Art. 66 – Ao assinar o contrato de matrícula, o responsável pelo aluno aceita e obriga-se a respeitar as determinações deste Regimento, que está a sua disposição para dele tomar conhecimento.

Art. 67 – O Estabelecimento não recusa matrícula nem dá tratamento desigual aos alunos matriculados, por motivo de convicção filosófica, política ou religiosa, bem como por quaisquer preconceitos de classe ou de etnia.

Parágrafo único – O Estabelecimento se reserva o direito de rejeitar a matrícula, mesmo em renovação, de qualquer candidato, por incompatibilidade ou desarmonia com o regime disciplinar e administrativo, bem como em caso de descumprimento de cláusula de contrato firmado por parte do responsável pelo aluno.

Art. 69 – Para matrícula inicial deverá o aluno entregar junto com o contrato:
I.  xerox da certidão de registro civil ou carteira de identidade;
II. histórico escolar em 1a via;
III. xerox do certificado de quitação com o serviço militar, conforme a idade, para alunos do sexo masculino;
IV. título eleitoral devidamente regularizado, para alunos maiores de 18 anos;
V.  fotografias 2 x 2.

Art. 70 – Para a renovação de matrícula deverá o candidato ou seu responsável firmar novo contrato com a Escola e apresentar os documentos exigidos.

Art. 71 – O responsável legal pela matrícula do aluno declarará responsabilizar-se pela autenticidade e veracidade dos documentos apresentados, sendo nula a matrícula obtida com falsidade ideológica ou material, seja parcial ou total.

Art. 72 – Não poderá participar das atividades da Escola o aluno que não tenha efetivado a sua matrícula no ano letivo em curso.

Art. 73 – Verificada a inadaptação do aluno ao regime da Escola, poderá a Direção recusar a renovação de sua matrícula, ou ainda, cancelá-la, no decorrer do ano letivo, após instauração de competente inquérito escolar.

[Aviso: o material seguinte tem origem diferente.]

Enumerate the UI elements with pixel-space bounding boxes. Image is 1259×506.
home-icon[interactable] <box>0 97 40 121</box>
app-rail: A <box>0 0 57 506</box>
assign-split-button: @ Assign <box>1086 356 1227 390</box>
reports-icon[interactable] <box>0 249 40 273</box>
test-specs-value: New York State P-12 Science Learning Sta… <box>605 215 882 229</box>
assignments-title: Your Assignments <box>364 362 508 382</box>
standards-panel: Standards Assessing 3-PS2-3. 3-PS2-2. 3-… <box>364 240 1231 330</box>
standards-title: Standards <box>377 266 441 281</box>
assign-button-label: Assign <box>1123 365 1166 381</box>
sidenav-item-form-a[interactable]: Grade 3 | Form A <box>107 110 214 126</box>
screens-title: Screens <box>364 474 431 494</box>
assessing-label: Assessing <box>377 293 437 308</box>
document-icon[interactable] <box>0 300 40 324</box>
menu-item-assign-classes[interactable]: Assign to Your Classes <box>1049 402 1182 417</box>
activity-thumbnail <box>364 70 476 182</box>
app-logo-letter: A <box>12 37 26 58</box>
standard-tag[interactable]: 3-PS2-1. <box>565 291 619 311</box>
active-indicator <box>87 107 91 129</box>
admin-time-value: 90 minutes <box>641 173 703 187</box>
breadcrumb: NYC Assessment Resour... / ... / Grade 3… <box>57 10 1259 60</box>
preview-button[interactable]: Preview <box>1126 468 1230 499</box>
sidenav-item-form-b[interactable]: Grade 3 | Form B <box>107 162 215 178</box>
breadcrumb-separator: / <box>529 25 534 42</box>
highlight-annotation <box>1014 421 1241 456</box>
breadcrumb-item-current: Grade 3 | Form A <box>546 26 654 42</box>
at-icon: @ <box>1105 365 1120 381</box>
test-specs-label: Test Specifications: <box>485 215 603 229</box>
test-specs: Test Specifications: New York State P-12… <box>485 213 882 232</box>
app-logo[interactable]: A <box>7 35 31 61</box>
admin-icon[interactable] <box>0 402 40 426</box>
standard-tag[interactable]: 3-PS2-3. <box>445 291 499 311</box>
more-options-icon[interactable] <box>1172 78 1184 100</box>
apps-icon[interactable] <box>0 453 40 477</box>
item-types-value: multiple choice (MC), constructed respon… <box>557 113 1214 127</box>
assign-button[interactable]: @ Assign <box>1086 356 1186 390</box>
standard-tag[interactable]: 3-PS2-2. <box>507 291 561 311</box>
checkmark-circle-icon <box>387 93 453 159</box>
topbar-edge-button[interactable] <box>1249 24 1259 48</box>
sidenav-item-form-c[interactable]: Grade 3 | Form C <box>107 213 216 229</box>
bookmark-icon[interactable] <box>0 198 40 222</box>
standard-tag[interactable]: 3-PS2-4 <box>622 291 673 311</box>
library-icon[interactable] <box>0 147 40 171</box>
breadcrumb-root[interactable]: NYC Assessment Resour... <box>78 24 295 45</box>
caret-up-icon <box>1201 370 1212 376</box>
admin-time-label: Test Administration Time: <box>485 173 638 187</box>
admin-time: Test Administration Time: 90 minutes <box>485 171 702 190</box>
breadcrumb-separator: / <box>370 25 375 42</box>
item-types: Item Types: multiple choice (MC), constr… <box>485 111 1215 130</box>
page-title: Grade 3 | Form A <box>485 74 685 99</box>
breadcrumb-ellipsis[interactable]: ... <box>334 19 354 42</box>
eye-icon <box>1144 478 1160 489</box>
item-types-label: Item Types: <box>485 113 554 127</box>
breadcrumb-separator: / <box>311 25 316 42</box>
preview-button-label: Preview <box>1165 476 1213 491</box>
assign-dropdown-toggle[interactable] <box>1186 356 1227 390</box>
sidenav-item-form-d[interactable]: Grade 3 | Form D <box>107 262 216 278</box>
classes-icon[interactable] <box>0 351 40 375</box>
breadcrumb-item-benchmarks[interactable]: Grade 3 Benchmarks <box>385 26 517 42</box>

Parágrafo único – A incompatibilidade de que trata este artigo compreende:

  1. aspectos disciplinares;
  2. conduta social e moral;
  3. inaceitação das diretrizes da Escola, por parte do aluno ou de seus responsáveis.

Art. 74 – As classes serão organizadas de acordo com as conveniências didático-pedagógicas e de ordem administrativa.

Art. 77 – O Estabelecimento só expedirá documento de conclusão do Ensino Fundamental ou Médio ao aluno que tiver concluído, integralmente, com aprovação em todas as disciplinas, os respectivos cursos.

Art. 78 – Ao aluno será permitido transferir-se do Estabelecimento ou receber transferência até o momento anterior ao início do processo de avaliação do último bloco ou última unidade do ano letivo.

Parágrafo único – A transferência será expedida no prazo máximo de 30 (trinta) dias.

Art. 79 – A matrícula do aluno transferido para o Estabelecimento só será efetivada mediante a apresentação, no original, da documentação de transferência.

Parágrafo único – Só serão aceitos transferências e históricos que contenham o número do ato de criação ou autorização de funcionamento do Estabelecimento de origem, assim como as assinaturas e respectivos números de autorização ou registro do diretor e secretário.

Art. 80 – Constatadas irregularidades na transferência, Diretor e Secretário da Escola de onde procede o aluno em questão terão um prazo de quinze dias para providenciar a necessária regularização, prorrogáveis a critério da Direção, findos os quais poderá ser cancelada a matrícula.

Art. 81 – O Colégio, caso tenha vaga, aceitará alunos transferidos de qualquer curso ou ramo regular de ensino previsto em lei.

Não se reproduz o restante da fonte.